Autrement dit, même si toutes les réformes institutionnelles sont mises en œuvre et si tout l’ajustement demandé au pays du sud s’effectue – ce qui n’ira pas sans un appauvrissement massif des habitants du sud –, il restera que ces pays présentent une spécialisation productive qui les rendra durablement dépendant de transferts de la part des autres pays, parce qu’ils n’ont pas la capacité de développer des industries de pointe. Les auteurs semblent ainsi penser que la Grèce, pour ne citer, qu’elle a déjà dépassé un seuil de désindustrialisation irréversible. C’est d’ailleurs aussi leur argument pour expliquer pourquoi, à ce stade, ce même pays n’a plus aucun intérêt à quitter la zone Euro, puisque sans aucune industrie locale restante pour se substituer aux importations, la dévaluation de la nouvelle drachme n’y aurait pas les effets attendus. Le même raisonnement semble valoir pour les auteurs pour la situation dans laquelle la Grèce reste dans la zone Euro: on aura beau y diminuer radicalement les salaires, il reste que l’industrie n’y renaîtra pas de ses cendres… J’ai quelque doute sur ce point: si les coûts de production dans l’industrie y baissent suffisamment, il n’y a pas de raisons qu’une reprise ne s’observe pas dans ce secteur. L’industrie fondée sur la main d’œuvre non qualifiée peut exister partout dans le monde.

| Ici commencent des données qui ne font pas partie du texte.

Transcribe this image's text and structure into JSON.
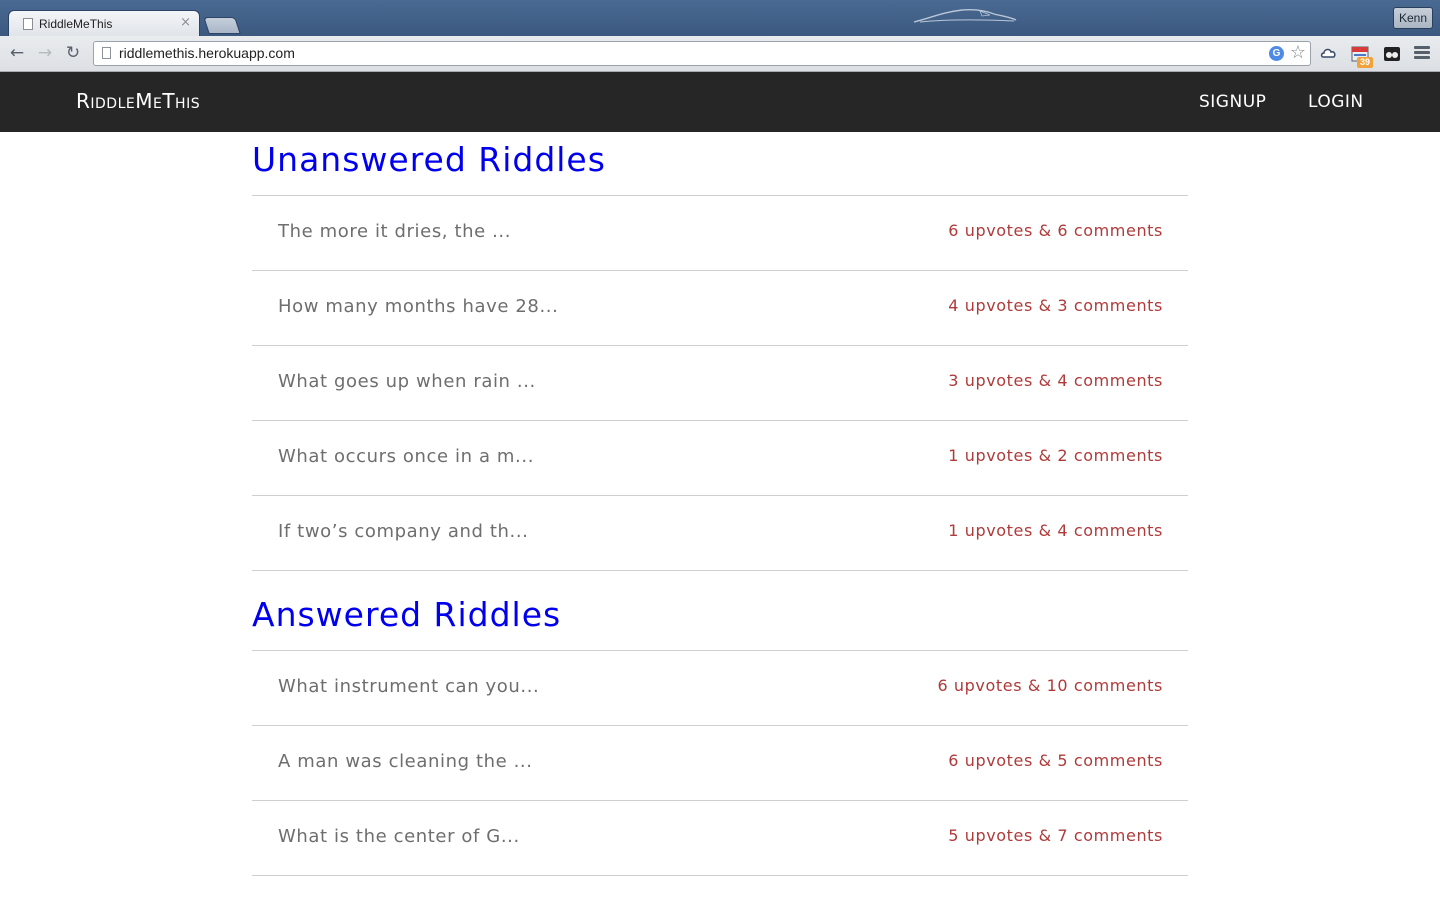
{
  "browser": {
    "tab_title": "RiddleMeThis",
    "tab_close": "×",
    "url": "riddlemethis.herokuapp.com",
    "user": "Kenn",
    "extension_badge": "39"
  },
  "navbar": {
    "brand": "RiddleMeThis",
    "signup": "SIGNUP",
    "login": "LOGIN"
  },
  "sections": [
    {
      "title": "Unanswered Riddles",
      "riddles": [
        {
          "text": "The more it dries, the ...",
          "stats": "6 upvotes & 6 comments"
        },
        {
          "text": "How many months have 28...",
          "stats": "4 upvotes & 3 comments"
        },
        {
          "text": "What goes up when rain ...",
          "stats": "3 upvotes & 4 comments"
        },
        {
          "text": "What occurs once in a m...",
          "stats": "1 upvotes & 2 comments"
        },
        {
          "text": "If two’s company and th...",
          "stats": "1 upvotes & 4 comments"
        }
      ]
    },
    {
      "title": "Answered Riddles",
      "riddles": [
        {
          "text": "What instrument can you...",
          "stats": "6 upvotes & 10 comments"
        },
        {
          "text": "A man was cleaning the ...",
          "stats": "6 upvotes & 5 comments"
        },
        {
          "text": "What is the center of G...",
          "stats": "5 upvotes & 7 comments"
        }
      ]
    }
  ]
}
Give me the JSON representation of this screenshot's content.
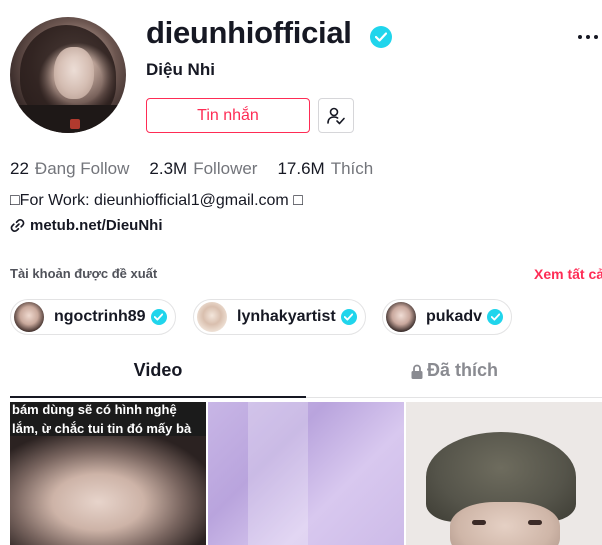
{
  "profile": {
    "username": "dieunhiofficial",
    "nickname": "Diệu Nhi",
    "message_label": "Tin nhắn"
  },
  "stats": [
    {
      "num": "22",
      "label": "Đang Follow"
    },
    {
      "num": "2.3M",
      "label": "Follower"
    },
    {
      "num": "17.6M",
      "label": "Thích"
    }
  ],
  "bio": "□For Work: dieunhiofficial1@gmail.com □",
  "link": "metub.net/DieuNhi",
  "suggested": {
    "title": "Tài khoản được đề xuất",
    "see_all": "Xem tất cả",
    "accounts": [
      {
        "name": "ngoctrinh89"
      },
      {
        "name": "lynhakyartist"
      },
      {
        "name": "pukadv"
      }
    ]
  },
  "tabs": {
    "video": "Video",
    "liked": "Đã thích"
  },
  "videos": [
    {
      "caption_line1": "bám dùng sẽ có hình nghệ",
      "caption_line2": "lắm, ừ chắc tui tin đó mấy bà"
    }
  ],
  "colors": {
    "brand": "#fe2c55",
    "verified": "#20d5ec"
  },
  "icons": [
    "verified-badge-icon",
    "more-options-icon",
    "follow-user-icon",
    "link-icon",
    "lock-icon"
  ]
}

Au total, le livre par sa clarté même m’a paru un peu désespérant.

D’une part, il me semble qu’on se trouve très loin sur le plan politique de l’acceptation par les pays européens créditeurs qu’il leur faudra définitivement subventionner la périphérie, par la logique même de la monnaie unique. L’espoir demeure clairement que chacun s’en sorte à terme seul. Jean-Pisani Ferry dans son récent papier sur le FESF/MES/TSCG résume bien l’esprit des mécanismes mis en place de cette façon, une simple assurance mutuelle et non une vraie approche fédérale. Du côté des pays débiteurs, peut-on envisager par ailleurs sur la longue durée un appauvrissement au nom même de l’unité européenne? Ce type de politique économique a déjà réussi à faire s’écrouler la confiance dans l’Union européenne dans toute l’Europe du sud, tout particulièrement en Italie; pour l’heure, cela reste un mouvement d’humeur de l’opinion, mais, au bout de cinq ou dix ans de ce régime sans grands résultats en terme de croissance, certains vont y redécouvrir les charmes de l’indépendance des « nations prolétaires » – comme disait le Duce –  contre les  » ploutocraties ».

D’autre part, la France dans ce cadre de raisonnement semble particulièrement mal partie. En effet, pour P. Artus et I. Gravet, elle fait partie clairement partie des pays de l’Europe du sud du point de vue de la désindustrialisation liée à l’Euro. Le livre peut aussi se comprendre comme une intervention de plus  dans le débat actuel sur la « compétitivité ». Français, il est urgent d’apprendre à travailler plus pour gagner moins! De fait, l’écroulement du coût du travail dans le reste de l’Europe du sud ne peut que nous entraîner à suivre le mouvement, ou bien à voir périr le reste de notre industrie de labeur. Politiquement, si le gouvernement actuel doit gérer une baisse rapide et générale des salaires et des revenus, il risque de se heurter rapidement au fait que la France, contrairement à l’Espagne ou à la Grèce, possède le souvenir d’une prospérité économique en dehors de l’Union européenne « maastrichtienne »…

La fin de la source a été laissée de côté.